E’ la conseguenza della decisione della direzione di Bekaert Group di chiudere, entro 75 giorni, il sito italiano, dedicato alla produzione di rinforzi in acciaio per pneumatici (steel cord), e di cessare le attività nella fabbrica, acquistata nel 2014 da Pirelli. Per tutta risposta i lavoratori hanno occupato la fabbrica.
L’azienda: «Il sito non è stato in grado di generare performance sostenibili dal punto di vista finanziario» Il gruppo belga, in una nota, spiega di «aver informato la Rsu, i sindacati e le autorità competenti» e esprime l’intenzione di «avviare un dialogo teso ad attenuare l’impatto sociale per i 318 dipendenti interessati». Negli ultimi anni, spiega l’azienda, «la posizione del sito di Figline nel mercato di riferimento ha subito notevoli pressioni. A causa dei suoi costi strutturali notevolmente superiori rispetto a quelli degli altri stabilimenti di rinforzi in acciaio per pneumatici di Bekaert nella regione Emea, il sito non è stato in grado di generare performance sostenibili dal punto di vista finanziario. Consapevole della gravità di tale misura, la direzione non vede alternative per salvaguardare e rafforzare la propria posizione nei mercati europei della produzione dei rinforzi in acciaio per pneumatici».

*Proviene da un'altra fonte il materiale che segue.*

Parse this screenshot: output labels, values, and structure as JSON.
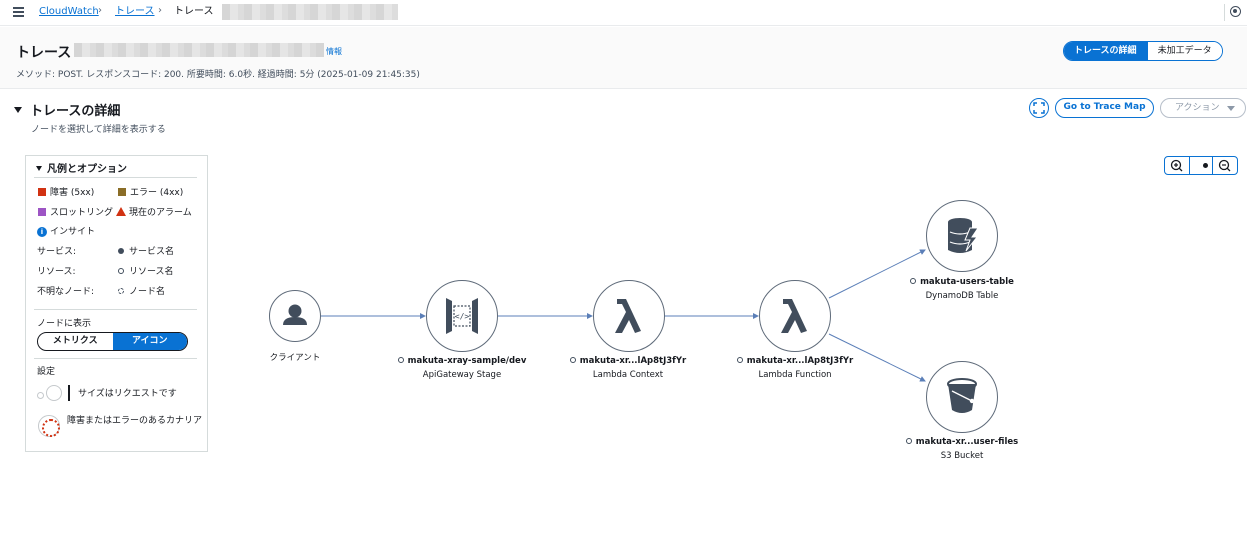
{
  "breadcrumb": {
    "items": [
      "CloudWatch",
      "トレース",
      "トレース"
    ]
  },
  "header": {
    "title": "トレース",
    "info_link": "情報",
    "meta": "メソッド: POST. レスポンスコード: 200. 所要時間: 6.0秒. 経過時間: 5分 (2025-01-09 21:45:35)",
    "tabs": [
      {
        "label": "トレースの詳細",
        "selected": true
      },
      {
        "label": "未加工データ",
        "selected": false
      }
    ]
  },
  "section": {
    "title": "トレースの詳細",
    "subtitle": "ノードを選択して詳細を表示する",
    "go_to_trace_map": "Go to Trace Map",
    "actions_label": "アクション"
  },
  "legend": {
    "title": "凡例とオプション",
    "fault": {
      "label": "障害 (5xx)",
      "color": "#d13212"
    },
    "error": {
      "label": "エラー (4xx)",
      "color": "#8a6d27"
    },
    "throttle": {
      "label": "スロットリング",
      "color": "#9d54c4"
    },
    "alarm": {
      "label": "現在のアラーム",
      "color": "#d13212"
    },
    "insight": {
      "label": "インサイト",
      "color": "#0972d3"
    },
    "service_label": "サービス:",
    "service_value": "サービス名",
    "resource_label": "リソース:",
    "resource_value": "リソース名",
    "unknown_label": "不明なノード:",
    "unknown_value": "ノード名",
    "display_label": "ノードに表示",
    "display_options": [
      {
        "label": "メトリクス",
        "selected": false
      },
      {
        "label": "アイコン",
        "selected": true
      }
    ],
    "settings_label": "設定",
    "size_note": "サイズはリクエストです",
    "canary_note": "障害またはエラーのあるカナリア"
  },
  "graph": {
    "nodes": [
      {
        "name": "",
        "type": "クライアント",
        "icon": "user-icon"
      },
      {
        "name": "makuta-xray-sample/dev",
        "type": "ApiGateway Stage",
        "icon": "api-gateway-icon"
      },
      {
        "name": "makuta-xr...lAp8tJ3fYr",
        "type": "Lambda Context",
        "icon": "lambda-icon"
      },
      {
        "name": "makuta-xr...lAp8tJ3fYr",
        "type": "Lambda Function",
        "icon": "lambda-icon"
      },
      {
        "name": "makuta-users-table",
        "type": "DynamoDB Table",
        "icon": "dynamodb-icon"
      },
      {
        "name": "makuta-xr...user-files",
        "type": "S3 Bucket",
        "icon": "s3-bucket-icon"
      }
    ],
    "edge_color": "#5b7fb8"
  }
}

Fiom Cgil: «Subito il ritiro della procedura» «Sapevamo dei problemi finanziari e di mercato – dice Yuri Campofiloni della Fiom Cgil Firenze in una nota -, ma non che si potesse chiudere lo stabilimento da un giorno a un altro. Chiediamo subito il ritiro della procedura». La Fiom spiega che «i lavoratori sono arrabbiati, la loro età media è sui 50 anni, troppo giovani per andare in pensione e troppo anziani per trovare nuove occupazioni. Per il territorio si rischia un impatto devastante, con l’indotto sono più di 400 le persone coinvolte».
Cisl: «Decisione ingiusta» La decisione di chiudere lo stabilimento e licenziare i 318 lavoratori è «ingiusta e inaccettabile, nel merito e nel metodo, un vero attentato al lavoro». A dirlo il segretario generale della Cisl Toscana, Riccardo Cerza. «Chiudere uno stabilimento produttivo è sempre ingiusto, ma in questo modo è ancora più grave – sottolinea Cerza in una nota -. Quello di Figline è un sito produttivo importantissimo; quando c’è stata la cessione da parte di Pirelli ci erano state date delle garanzie e oggi ci troviamo davanti a questa decisione secca e annunciata come irrevocabile. Non è così che si può trattare il lavoro in Italia».